NetWeaver Knowledge Bases

A NetWeaver knowledge base represents relations among concerns, system states and processes, and data requirements. Uses of dependency networks include:

  • Evaluate the truth value of assertions about system states and processes given existing data.
  • Identify data requirements for an analysis.
  • Rank missing data in order of relative importance to the analysis.

One of the virtues of a dependency network representation is that a single knowledge base may incorporate a very wide variety of topics. This is particularly valuable in the context of ecological assessments and in which topics of interest might include, for example, many different topics and subtopics related to terrestrial vegetation and wildlife, fish populations, recreation, water and air quality, aesthetic concerns, and commercial concerns. The number of topics and their inter-relations that can be represented in a knowledge base is only limited by a computer’s dynamic memory.

Evolving Knowledge Bases

As we discussed in the overview, NetWeaver is a rigorously object-based knowledge base development system. One of the more practical implications of object-based knowledge bases is that it is very easy to start with simple knowledge representations and gradually evolve them into large complex systems because object-based knowledge bases are extremely modular. A basic modeling principle that has motivated development and application of object-oriented technology in general is well captured by Gall1):

"A complex system that works is invariably found to have 
evolved from a simple system that worked... 
A complex system designed from scratch never works and 
cannot be patched up to make it work. You have to start 
over, beginning with a working simple system".
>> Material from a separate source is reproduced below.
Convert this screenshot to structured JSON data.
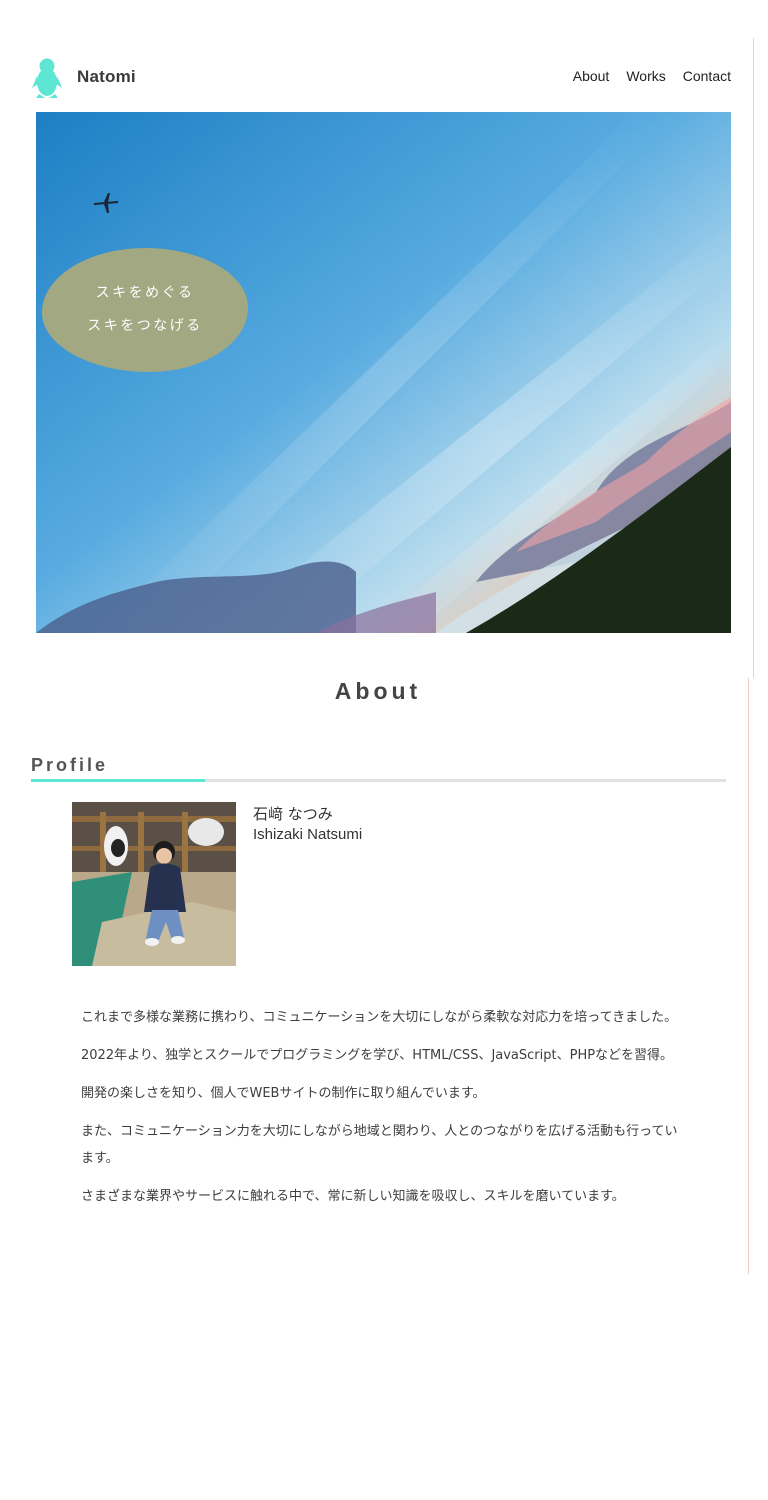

NetWeaver is designed to build a knowledge base in an incremental and evolutionary fashion. The best possible advice that we can give to the novice user is to avoid designing large complex systems at the outset, and instead, start with a simple knowledge base built from a small number of dependency networks, and gradually evolve this simple representation into a more complex representation of the problem.

It is almost always best to start at the top with the highest level (primary) dependency networks that apply to the problem domain, and develop the structure downward. To get started, create and document at least a few of the primary dependency networks (see the sections Creating network objects and Documenting network objects). Don’t be too concerned about identifying an exhaustive list of primary networks at the outset. Because of the modular structure of NetWeaver knowledge bases, new dependency networks can easily be added later in development without upsetting overall knowledge base structure.

For each primary network in the knowledge base, create antecedents. Unless it is an unusually simple knowledge base, there will usually be at least one or two levels of antecedents before a chain of dependencies terminates in a data link.

In a completed knowledge base, you will normally want to be sure that each chain of dependencies terminates in a data link. However, while a knowledge base is under development, it is always possible to evaluate a network object, regardless of how complete the network structure is.

As a knowledge base structure evolves, you will probably find occasion to use existing antecedents (both dependency networks and data links). Multiple occurrences of dependency networks and data links in a single knowledge base, are not a problem because NetWeaver objects are reusable. In fact, the presence of a dependency network, in particular, in two or more other networks within the same knowledge base is an important mechanism by which networks are interrelated.

Gall, J. 1986. Systematics: how systems really work and how they fail. The General Systematics Press, Ann Arbor, MI.